大斎原

大斎原(おおゆのはら)は、和歌山県田辺市本宮町の熊野本宮大社の旧社地で国の史跡に指定されている。
「熊野権現御垂迹縁起」によると、熊野の神は、かつて熊野川、音無川、岩田川に囲まれた広大な中州のイチイの巨木の梢に三体の月になって降臨したと伝えられている。
これを見つけた猟師が木の下に三つの社殿を作ったのが熊野坐(くまのにます)神社(現在の熊野本宮大社)の始まりで、かつて上四社、中四社、下四社が大斎原に鎮座していた。

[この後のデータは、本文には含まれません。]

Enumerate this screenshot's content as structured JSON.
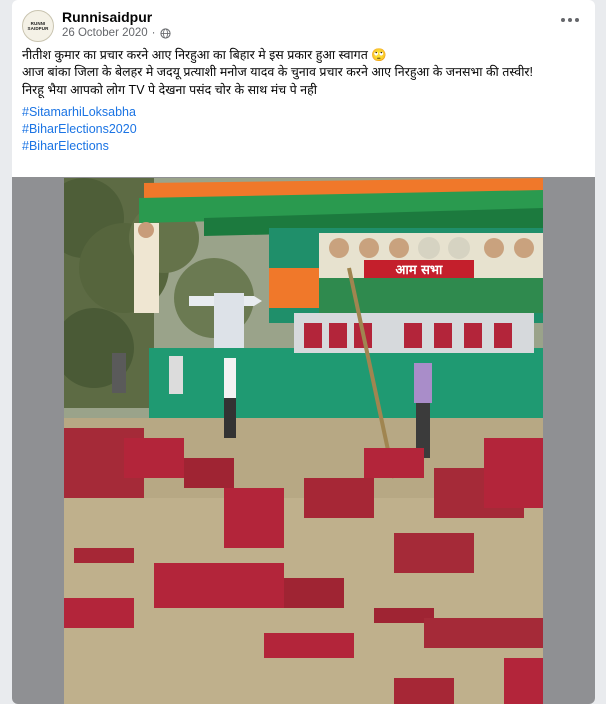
{
  "post": {
    "author": "Runnisaidpur",
    "avatar_text": "RUNNI SAIDPUR",
    "date": "26 October 2020",
    "privacy_icon": "globe-icon",
    "menu_icon": "more-horizontal-icon",
    "text_lines": [
      "नीतीश कुमार का प्रचार करने आए निरहुआ का बिहार मे इस प्रकार हुआ स्वागत 🙄",
      "आज बांका जिला के बेलहर मे जदयू प्रत्याशी मनोज यादव के चुनाव प्रचार करने आए निरहुआ के जनसभा की तस्वीर!",
      "निरहू भैया आपको लोग TV पे देखना पसंद चोर के साथ मंच पे नही"
    ],
    "hashtags": [
      "#SitamarhiLoksabha",
      "#BiharElections2020",
      "#BiharElections"
    ]
  },
  "photo": {
    "description_icon": "rally-photo",
    "banner_text": "आम सभा",
    "colors": {
      "stage_green": "#1f8f6a",
      "roof_green": "#2a9a4f",
      "saffron": "#f0782a",
      "chair_red": "#b3253a",
      "ground": "#b7a884",
      "link_blue": "#1b74e4"
    }
  }
}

しかし、明治22年(1889年)の大水害で社殿の大半を流失し、流失を免れた上四社の建物が、明治24年(1891年)に約500メートル離れた高台に移転、再建された。
現在は、小さな2つの石祠があり、西側の石祠に中四社と下四社、東側の石祠に境内摂末社に鎮座していた神がそれぞれ祀られている。
平安時代以来の熊野参詣では、中洲に渡る橋がなかったため、参詣者は音無川を歩いて渡り境内に入った。
これは、「濡藁沓(ぬれわらくつ)の入堂」と言われ、すべての人が熊野本宮に入る前の潔斎を行っていた。
大斎原は、一遍上人が熊野本宮証誠殿で百日の参籠を行って神勅を得て、時宗を開宗した場所として知られ、南無阿弥陀仏と刻まれた「一遍上人神勅名号碑」が建てられている。